FJ- Pouvez vous expliquer le sens de vos recherches ?

FD - C'est difficile en quelques mots. Disons que j'ai essayé de comprendre l'école à partir de l'expérience qu'en ont ses acteurs, notamment ses élèves. Je pars de l'idée selon laquelle la manière dont les acteurs construisent leur expérience scolaire, se motivent, donnent du sens, se sentent humiliés ou enthousiastes, nous informe sur la nature du fonctionnement et des "lois" de l'école.

FJ- en quoi vos recherches peuvent-elles aider les enseignants dans leurs pratiques ?
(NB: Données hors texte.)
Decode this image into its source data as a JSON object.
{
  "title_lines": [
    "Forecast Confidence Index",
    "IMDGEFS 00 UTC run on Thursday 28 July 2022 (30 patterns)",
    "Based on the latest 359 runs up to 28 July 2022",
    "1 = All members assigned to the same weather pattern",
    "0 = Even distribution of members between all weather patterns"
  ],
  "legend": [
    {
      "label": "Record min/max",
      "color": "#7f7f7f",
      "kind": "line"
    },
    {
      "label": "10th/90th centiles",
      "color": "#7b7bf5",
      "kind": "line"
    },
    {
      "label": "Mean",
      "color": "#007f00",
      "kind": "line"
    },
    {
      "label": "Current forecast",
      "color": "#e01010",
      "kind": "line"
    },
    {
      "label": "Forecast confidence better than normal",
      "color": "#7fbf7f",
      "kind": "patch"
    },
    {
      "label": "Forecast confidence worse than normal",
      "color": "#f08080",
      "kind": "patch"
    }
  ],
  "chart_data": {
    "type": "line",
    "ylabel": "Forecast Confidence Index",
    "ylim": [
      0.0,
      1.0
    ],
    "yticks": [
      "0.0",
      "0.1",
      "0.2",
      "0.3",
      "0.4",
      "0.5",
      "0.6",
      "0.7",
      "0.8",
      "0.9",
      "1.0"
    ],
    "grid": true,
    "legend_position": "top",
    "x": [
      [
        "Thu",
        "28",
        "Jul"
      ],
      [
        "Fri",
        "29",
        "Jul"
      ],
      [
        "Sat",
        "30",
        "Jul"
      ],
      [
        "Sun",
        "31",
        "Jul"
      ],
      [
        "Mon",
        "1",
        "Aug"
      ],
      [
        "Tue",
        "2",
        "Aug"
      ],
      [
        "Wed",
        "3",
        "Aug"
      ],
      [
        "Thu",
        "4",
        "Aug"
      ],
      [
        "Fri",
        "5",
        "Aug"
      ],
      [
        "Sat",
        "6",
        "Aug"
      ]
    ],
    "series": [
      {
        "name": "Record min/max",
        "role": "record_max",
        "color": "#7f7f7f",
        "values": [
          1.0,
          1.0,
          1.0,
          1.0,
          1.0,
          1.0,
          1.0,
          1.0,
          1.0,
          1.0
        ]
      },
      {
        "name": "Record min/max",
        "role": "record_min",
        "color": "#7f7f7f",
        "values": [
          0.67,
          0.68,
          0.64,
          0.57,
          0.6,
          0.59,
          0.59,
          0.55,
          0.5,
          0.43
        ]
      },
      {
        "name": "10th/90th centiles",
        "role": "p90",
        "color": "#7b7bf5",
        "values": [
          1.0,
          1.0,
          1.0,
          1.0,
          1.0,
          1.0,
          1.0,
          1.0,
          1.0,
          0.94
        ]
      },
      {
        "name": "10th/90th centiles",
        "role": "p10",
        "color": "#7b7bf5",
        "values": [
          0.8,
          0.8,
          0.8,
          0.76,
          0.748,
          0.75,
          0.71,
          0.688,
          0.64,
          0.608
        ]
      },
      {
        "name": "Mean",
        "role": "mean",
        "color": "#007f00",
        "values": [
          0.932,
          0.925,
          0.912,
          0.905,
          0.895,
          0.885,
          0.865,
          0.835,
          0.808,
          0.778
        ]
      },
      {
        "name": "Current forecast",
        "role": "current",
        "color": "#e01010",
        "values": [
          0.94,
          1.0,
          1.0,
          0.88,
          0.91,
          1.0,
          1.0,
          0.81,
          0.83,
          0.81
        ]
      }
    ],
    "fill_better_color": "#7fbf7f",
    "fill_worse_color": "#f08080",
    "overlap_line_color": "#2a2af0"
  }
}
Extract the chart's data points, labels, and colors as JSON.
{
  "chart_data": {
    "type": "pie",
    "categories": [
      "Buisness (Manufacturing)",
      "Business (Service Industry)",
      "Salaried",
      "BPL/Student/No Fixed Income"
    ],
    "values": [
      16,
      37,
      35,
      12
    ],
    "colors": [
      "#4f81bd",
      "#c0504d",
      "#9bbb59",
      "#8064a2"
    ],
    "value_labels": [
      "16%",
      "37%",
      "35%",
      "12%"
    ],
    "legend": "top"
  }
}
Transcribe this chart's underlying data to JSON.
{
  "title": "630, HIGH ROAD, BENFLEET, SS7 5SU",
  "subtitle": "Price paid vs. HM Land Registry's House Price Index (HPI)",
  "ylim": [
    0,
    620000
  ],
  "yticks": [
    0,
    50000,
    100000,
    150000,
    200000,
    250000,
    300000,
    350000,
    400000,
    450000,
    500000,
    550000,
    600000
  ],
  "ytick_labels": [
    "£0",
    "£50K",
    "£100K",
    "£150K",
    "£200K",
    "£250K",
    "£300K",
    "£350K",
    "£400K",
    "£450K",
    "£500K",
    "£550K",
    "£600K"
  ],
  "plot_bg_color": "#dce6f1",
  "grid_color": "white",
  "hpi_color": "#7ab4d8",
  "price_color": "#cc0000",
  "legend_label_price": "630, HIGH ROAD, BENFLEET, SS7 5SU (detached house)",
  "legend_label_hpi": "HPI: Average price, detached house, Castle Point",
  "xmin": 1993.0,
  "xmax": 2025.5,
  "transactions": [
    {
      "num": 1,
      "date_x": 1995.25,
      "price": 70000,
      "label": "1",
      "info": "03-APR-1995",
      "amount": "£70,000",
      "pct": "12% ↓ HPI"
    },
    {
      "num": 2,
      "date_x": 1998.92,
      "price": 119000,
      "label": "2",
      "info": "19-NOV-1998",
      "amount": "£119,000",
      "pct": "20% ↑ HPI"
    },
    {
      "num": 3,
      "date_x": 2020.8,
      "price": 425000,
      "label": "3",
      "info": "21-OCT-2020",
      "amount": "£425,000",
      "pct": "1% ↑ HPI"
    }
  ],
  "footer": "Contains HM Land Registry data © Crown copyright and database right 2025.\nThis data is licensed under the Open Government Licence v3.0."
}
FD - Mes recherches ne sont pas pédagogiques et ne visent pas à donner des conseils. Elles indiquent seulement comment se passent les choses, comment pensent les autres et en ce sens, elles peuvent les aider en leur montrant dans quel ensemble ils vivent et surtout, en faisant la part des mécanismes objectifs qui conditionnent leur action. J'aimerais qu'ils se sentent moins coupables et plus libres.

FJ- quel doit être le rôle du chercheur dans le débat sur l'éducation ?

FD - Le chercheur doit donner des faits qui participent d'une connaissance et d'un débat dans un monde où les rumeurs et les idées toutes faites ont souvent force d'évidences. Par exemple : il est bon de redoubler, le niveau baisse, les écoles étrangères sont très faibles ou très inégalitaires ... Il est évident qu'il arrive, qu'il m'arrive, que le chercheur soit débordé par son rôle et s'engage directement dans un débat. D'abord on combat des idées fausses,
puis on finit par penser que l'on a des idées justes, mais peut-être
n'est-ce-pas très prudent !

FJ- Il y a 10 ans , votre livre sur les lycéens a marqué. Quelles évolutions avez vous constaté depuis ?

FD - Les lycéens que j'ai étudiés entraient dans la seconde phase de massification, celle des 80% d'une classe d'âge au niveau bac. Je ne suis pas certain que les choses aient beaucoup changé depuis cette époque, les grandes ruptures avaient eu lieu avant. Mais il clair que quelques difficultés ont pu s'accentuer notamment pour ceux que j'appelais alors "les nouveaux lycéens" et qui peuvent avoir le sentiment d'être dans une sorte de piège.

FJ- Aujourd'hui vos travaux portent principalement sur le collège. Pourquoi ?

FD - Après le lycée, il fallait bien voir le collège, ne serait-ce que dans la mesure où c'est là que les contradictions sont les plus fortes.

FJ- Quelles orientations souhaitez-vous pour le collège ?

FD - Le collège unique construit en 1975 a été conçu comme le prolongement de la scolarité jusqu'à seize ans pour tous les élèves, mais aussi comme la généralisation pour tous du modèle scolaire du lycée d'enseignement général longtemps réservé aux élites sociales et scolaires. Durant vingt ans, par un jeu de filières et sélections, ce modèle a longtemps été détourné. Mais aujourd'hui, ce modèle ne peut plus tenir et le travail des enseignants est écartelé entre le modèle du lycée et celui de l'école commune. Quant aux élèves, ils sont nombreux à décrocher de manière plus ou moins violente. Il faut donc choisir entre le maintien d'un collège conçu comme un premier cycle de lycée d'enseignement général, et un collège pour tous centré sur l'apprentissage d'une culture commune. Je milite pour cette seconde solution qui semble en mesure d'accroître l'efficacité du système et d'assurer une plus grande équité. Ceci dit, cette solution ne sera pas facile car elle implique la capacité de définir une culture commune et de dire exactement quels doivent être les services et les objectifs des enseignants.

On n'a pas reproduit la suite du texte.